Aurelio Romero, por la puerta grande

Carta de Aurelio Romero Cuquerella a su padre

Por la puerta grande, en su mejor momento, como los grandes toreros, y tras una intensa y fructífera carrera política, cuelga los “trastos” un gran político y una gran persona. Ha toreado, sin renunciar a nada, en todas las plazas, todos los toros y con todos los compañeros. Siempre con la máxima entrega, honradez, respeto hacia todos y con toda la verdad por delante.

Empezó con una “portagayola” cuando nadie quería torear el toro de la política, frenando una brillante carrera como abogado. Allanó el camino y dio la “alternativa” a muchas jóvenes promesas, hoy “toreros de primera fila”, dándoles ejemplo e impartiéndoles sabiduría. Apoyó a compañeros en sus momentos difíciles, sin esperar nada a cambio y dándoles muchas veces “sitio” a su costa.

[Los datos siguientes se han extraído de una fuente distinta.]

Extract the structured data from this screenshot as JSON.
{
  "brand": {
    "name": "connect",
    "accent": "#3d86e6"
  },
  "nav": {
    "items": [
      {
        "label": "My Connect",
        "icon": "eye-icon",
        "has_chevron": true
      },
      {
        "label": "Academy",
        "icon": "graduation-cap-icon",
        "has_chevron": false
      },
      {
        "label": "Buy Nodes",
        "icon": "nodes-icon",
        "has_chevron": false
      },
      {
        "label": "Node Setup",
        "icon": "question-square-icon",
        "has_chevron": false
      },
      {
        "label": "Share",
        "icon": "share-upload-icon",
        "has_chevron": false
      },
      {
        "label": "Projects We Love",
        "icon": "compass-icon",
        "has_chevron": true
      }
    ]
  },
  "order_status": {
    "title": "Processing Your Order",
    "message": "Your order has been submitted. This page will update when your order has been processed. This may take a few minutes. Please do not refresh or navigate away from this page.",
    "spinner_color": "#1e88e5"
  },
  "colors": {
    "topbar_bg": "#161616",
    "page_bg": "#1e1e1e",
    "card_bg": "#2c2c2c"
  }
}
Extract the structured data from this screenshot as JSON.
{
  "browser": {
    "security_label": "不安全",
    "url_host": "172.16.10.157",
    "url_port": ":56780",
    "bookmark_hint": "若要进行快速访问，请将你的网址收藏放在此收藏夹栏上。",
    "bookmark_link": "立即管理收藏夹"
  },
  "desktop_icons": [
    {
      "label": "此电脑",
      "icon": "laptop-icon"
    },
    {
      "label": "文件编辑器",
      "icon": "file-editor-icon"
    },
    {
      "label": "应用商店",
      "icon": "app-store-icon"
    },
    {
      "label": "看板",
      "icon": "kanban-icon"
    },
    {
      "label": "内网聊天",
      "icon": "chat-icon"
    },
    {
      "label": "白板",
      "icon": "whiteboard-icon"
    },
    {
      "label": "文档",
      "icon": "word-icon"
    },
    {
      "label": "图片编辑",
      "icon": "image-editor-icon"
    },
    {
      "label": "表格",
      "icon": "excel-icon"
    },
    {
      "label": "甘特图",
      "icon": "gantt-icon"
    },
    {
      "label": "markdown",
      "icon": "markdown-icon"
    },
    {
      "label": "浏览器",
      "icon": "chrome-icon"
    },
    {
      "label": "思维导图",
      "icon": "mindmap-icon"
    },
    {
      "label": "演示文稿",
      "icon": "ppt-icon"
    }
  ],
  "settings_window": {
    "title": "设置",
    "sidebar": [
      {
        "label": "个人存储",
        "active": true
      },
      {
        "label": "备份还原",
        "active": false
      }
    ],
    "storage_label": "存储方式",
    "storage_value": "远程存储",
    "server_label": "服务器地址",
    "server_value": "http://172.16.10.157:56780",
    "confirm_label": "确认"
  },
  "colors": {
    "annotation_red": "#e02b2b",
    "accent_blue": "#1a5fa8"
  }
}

Sufrió los momentos más duros cuando amigos suyos dejaron sus vidas con tremendas “cornadas” a las que él también estuvo expuesto. Era un maestro de torear al natural, despacio, de frente y sin engañar a nadie.

Por último, y más importante, tuvo el reconocimiento y cariño de todo su “público”, todos los ciudadanos, sin distinción, a los que les entregó todo su tiempo y su trabajo. Faena de dos orejas y rabo. ¡A ver quién le supera!

PD: Todo esto no hubiera sido posible sin el apoyo, cariño y comprensión de su mujer, mi madre, que pasó muchas noches “en vela” esperando su regreso a casa tras sus faenas políticas. Muchas gracias y todo el reconocimiento a ella también. Un beso.